SELECT pd.test_id AS test_id
FROM
pift_data pd
INNER JOIN (SELECT MAX(pd2.test_id) AS maxid
FROM
pift_data pd2
GROUP BY nid) maxids ON pd.test_id = maxids.maxid
INNER JOIN node n ON pd.nid = n.nid
INNER JOIN field_data_field_issue_status fdfis ON n.nid =
fdfis.entity_id AND n.type = fdfis.bundle
INNER JOIN field_data_field_project fdfp ON n.nid = fdfp.entity_id
AND n.type = fdfp.bundle
WHERE (pd.type = 2) AND (pd.status =
4) AND (pd.last_tested <
1394402320) AND (fdfis.entity_type =
'node') AND (fdfis.bundle IN
('project_issue')) AND (fdfis.field_issue_status_value IN
('14')) AND (fdfp.field_project_target_id IN
(3060))
ORDER BY pd.last_tested ASC
LIMIT 3 OFFSET 0

With the EXPLAIN pastebinned at http://privatepaste.com/9b19b39c2b

So ... any mysql optimizers able to help improve this?

drumm’s picture

Add ORDER BY NULL to the subquery:

(SELECT MAX(pd2.test_id) AS maxid FROM pift_data pd2 GROUP BY nid ORDER BY NULL)

GROUP BY implies a sort, which isn't too relevant in a subquery.

drumm’s picture

If any of the WHERE conditions on pd can also be added to pd2 in the subquery, that will reduce the number of rows examined.

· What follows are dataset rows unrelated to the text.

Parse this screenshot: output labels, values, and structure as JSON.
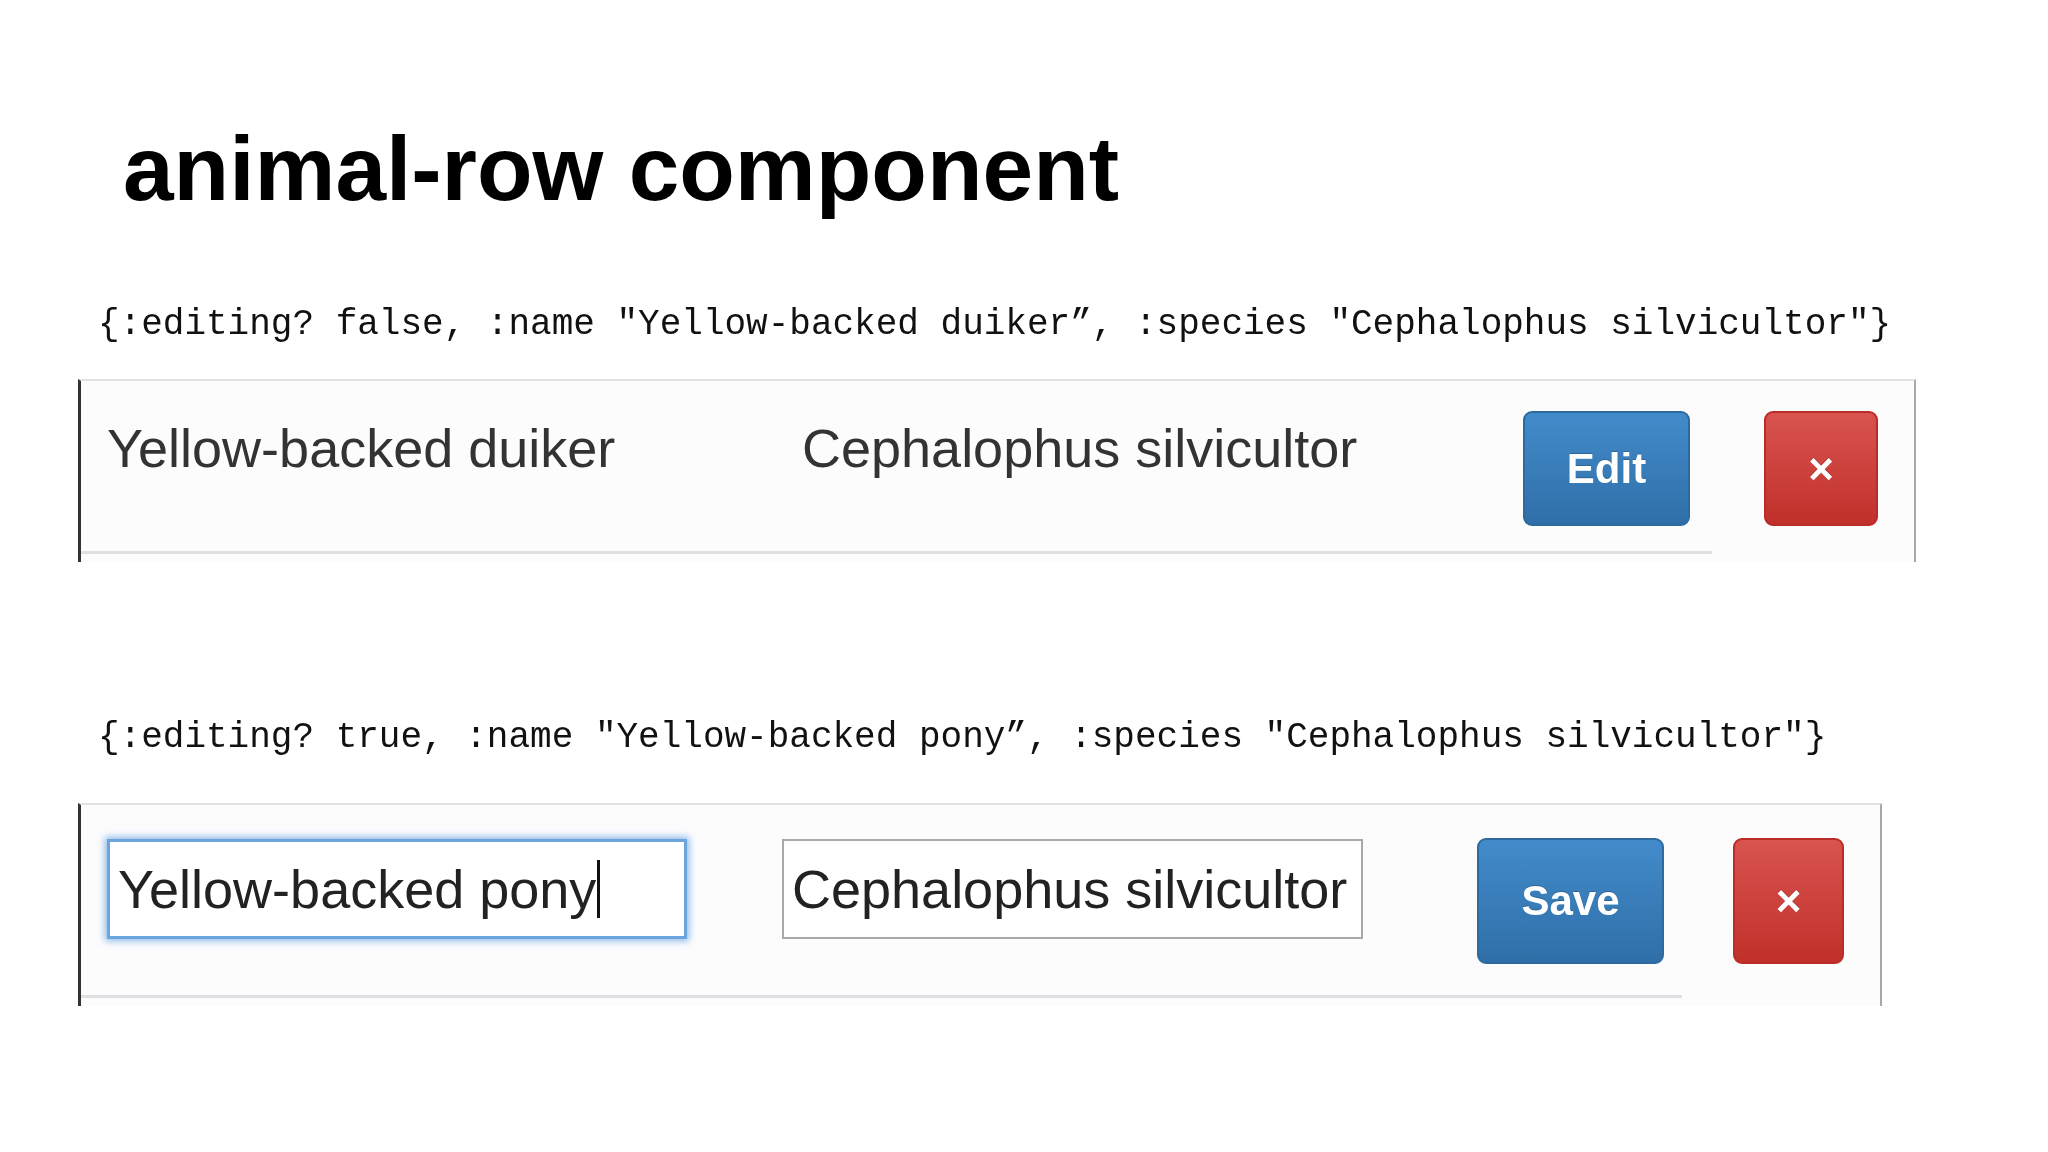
{
  "title": "animal-row component",
  "examples": [
    {
      "code": "{:editing? false, :name \"Yellow-backed duiker”, :species \"Cephalophus silvicultor\"}",
      "row": {
        "editing": false,
        "cells": [
          {
            "value": "Yellow-backed duiker"
          },
          {
            "value": "Cephalophus silvicultor"
          }
        ],
        "buttons": [
          {
            "kind": "primary",
            "label": "Edit"
          },
          {
            "kind": "danger",
            "label": "×"
          }
        ]
      }
    },
    {
      "code": "{:editing? true, :name \"Yellow-backed pony”, :species \"Cephalophus silvicultor\"}",
      "row": {
        "editing": true,
        "cells": [
          {
            "value": "Yellow-backed pony",
            "focused": true
          },
          {
            "value": "Cephalophus silvicultor",
            "focused": false
          }
        ],
        "buttons": [
          {
            "kind": "primary",
            "label": "Save"
          },
          {
            "kind": "danger",
            "label": "×"
          }
        ]
      }
    }
  ]
}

Otherwise, the query is okay, since it is not run concurrently.

jthorson’s picture

The 'where' conditions need to be outside, as otherwise we get the last patch that meets the criteria, instead of getting the last patch and THEN seeing if it meets the criteria.

In any case, I've got a patch that restructures this into an EFQ to get the RTBC issues, and then uses php to filter out the last test. Will look at deploying for testing today.

jthorson’s picture

Status: Needs review » Fixed

The revamped patch (using EFQ to get issues, then loading all tests and sorting via PHP) is now live, via a new jenkins job.

The job will requeue up to 5 RTBC issues every 15 minutes. There are in the neighborhood of 400 RTBC patches given all of core and contrib, but 2/3 of these are D6/contrib tests which complete testing within just a couple minutes each; so they should not have a heavy impact on the queue. Core alone has 108 tests, which includes all of D6/D7/D8.

Status: Fixed » Closed (fixed)

Automatically closed - issue fixed for 2 weeks with no activity.